Somehow, I had forgotten complex.com’s ranking of the Top 25 Douchiest Bars in NYC, which featured Studio Square at number nineteen. Or maybe it was that I wanted to accompany my brother and Melissa and Christian, my brother’s ex-co-worker, and not bring down their night.
The outdoor biergarten was swarming. We had to choose a table. After choosing a seat in the middle of the square, beside four girls, all of whom were unattractive, the lone skinny one sequestered between a couple of greasy-haired two hundred pound broettes, we decided to relocate. In the back, next to a clean-headed rotund little man in a starched white shirt, pressed jeans, Queens his whole life, with his two Russian pieces. I thought one was single, and worth talking to, but by the end of the night she was making out with a dude who leaned down to kiss her while she sat.
Broey, too, who was a financial planner, and proof that some angiosperms are more sophisticated than humans. “Heard you’re a writer,” he said. We discussed the benefits of being unemployed. “Wish I didn’t have to work,” he said.
“What would you do all day?”
“Get yoked. Shoot hoops.”
I nodded. He was big enough and dumb enough to have made a great knight, a scenario I presented thanks to my recent readings of medieval romances.
“Shit sounds mad boring,” he said.
The highlight of my night was bumming a cigarette from a guy in a green Yankees hat. “Is that a Newport?” I asked.
Imagine the surprise on his face.
EJ comes up to me, “Isn’t this place great?” I look at the table of Hispanic hipsters, all Queens natives, poor bastards, the guy in the white suit that badly needs to be tailored. I was speechless. I sat, staring out over the waves of hair gel and muscle tees, contemplating why I was so content to stare out over the waves of hair gel and muscle tees.
At the end of the night, once we decided to say our Irish goodbyes, we were waiting for Melissa, and we happened to be standing next to the group of broettes we’d first deserted. “Hey it’s the guys who left earlier! Why’d you leave, because we smelled bad?”

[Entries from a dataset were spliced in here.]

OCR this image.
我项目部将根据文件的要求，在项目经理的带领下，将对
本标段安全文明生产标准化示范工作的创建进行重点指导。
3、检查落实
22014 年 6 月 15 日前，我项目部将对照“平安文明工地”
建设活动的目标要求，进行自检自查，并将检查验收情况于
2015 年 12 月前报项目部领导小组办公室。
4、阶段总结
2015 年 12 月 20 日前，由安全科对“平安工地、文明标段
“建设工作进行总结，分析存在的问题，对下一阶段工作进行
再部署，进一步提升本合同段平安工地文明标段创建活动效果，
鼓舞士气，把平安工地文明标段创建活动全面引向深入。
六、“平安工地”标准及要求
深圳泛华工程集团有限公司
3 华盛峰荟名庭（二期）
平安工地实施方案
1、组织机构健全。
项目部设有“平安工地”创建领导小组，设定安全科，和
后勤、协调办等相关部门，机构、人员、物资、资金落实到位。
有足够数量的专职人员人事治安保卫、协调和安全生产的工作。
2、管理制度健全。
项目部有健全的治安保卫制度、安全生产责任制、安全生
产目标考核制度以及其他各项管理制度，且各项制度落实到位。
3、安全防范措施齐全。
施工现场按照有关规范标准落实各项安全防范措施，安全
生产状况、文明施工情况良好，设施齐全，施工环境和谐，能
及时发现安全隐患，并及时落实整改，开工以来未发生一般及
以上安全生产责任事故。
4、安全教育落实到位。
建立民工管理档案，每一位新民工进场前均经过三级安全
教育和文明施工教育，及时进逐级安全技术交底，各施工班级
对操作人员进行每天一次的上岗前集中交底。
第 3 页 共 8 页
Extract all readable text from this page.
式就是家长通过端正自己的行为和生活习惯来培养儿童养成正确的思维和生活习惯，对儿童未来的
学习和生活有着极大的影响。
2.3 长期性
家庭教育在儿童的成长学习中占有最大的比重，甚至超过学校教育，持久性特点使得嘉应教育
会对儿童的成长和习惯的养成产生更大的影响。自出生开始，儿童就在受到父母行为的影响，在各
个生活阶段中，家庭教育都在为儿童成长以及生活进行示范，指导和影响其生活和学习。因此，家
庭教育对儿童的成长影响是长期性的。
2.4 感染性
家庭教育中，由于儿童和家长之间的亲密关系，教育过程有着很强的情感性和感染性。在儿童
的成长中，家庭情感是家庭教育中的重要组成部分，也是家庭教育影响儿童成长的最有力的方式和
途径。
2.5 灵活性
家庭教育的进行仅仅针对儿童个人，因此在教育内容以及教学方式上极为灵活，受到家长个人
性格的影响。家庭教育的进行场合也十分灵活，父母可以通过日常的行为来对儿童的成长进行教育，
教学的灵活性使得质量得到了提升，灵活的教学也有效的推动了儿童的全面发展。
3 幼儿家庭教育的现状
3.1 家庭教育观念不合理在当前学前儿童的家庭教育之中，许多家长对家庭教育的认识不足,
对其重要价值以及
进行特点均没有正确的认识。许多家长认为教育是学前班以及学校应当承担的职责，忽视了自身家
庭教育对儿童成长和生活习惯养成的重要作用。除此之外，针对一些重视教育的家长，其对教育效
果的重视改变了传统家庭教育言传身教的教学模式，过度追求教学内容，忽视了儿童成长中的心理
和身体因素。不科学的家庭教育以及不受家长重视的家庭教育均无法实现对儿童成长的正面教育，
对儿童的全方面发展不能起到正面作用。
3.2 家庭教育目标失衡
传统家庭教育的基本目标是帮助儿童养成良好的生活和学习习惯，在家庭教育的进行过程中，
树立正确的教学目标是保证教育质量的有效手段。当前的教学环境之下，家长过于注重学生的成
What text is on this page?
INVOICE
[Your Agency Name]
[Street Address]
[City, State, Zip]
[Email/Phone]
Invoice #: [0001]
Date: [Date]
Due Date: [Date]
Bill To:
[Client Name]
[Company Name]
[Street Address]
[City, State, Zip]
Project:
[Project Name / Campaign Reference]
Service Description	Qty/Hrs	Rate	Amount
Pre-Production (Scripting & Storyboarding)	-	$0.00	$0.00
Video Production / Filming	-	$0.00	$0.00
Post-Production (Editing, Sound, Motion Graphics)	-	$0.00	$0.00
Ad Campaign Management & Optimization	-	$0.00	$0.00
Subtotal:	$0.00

I can honestly say I enjoyed myself last night. It was like going on a bro safari– in the middle of the savannah, an oasis, where different species of bro and douche come together to drink pitchers of Dos Equis and Cherry Wheat Ale, showcase skill over Mets knowledge, and hopefully, find a mate douchey enough to bring home to Forest Hills or Woodside, on the eastern edge of Queens, douchiest borough in New York.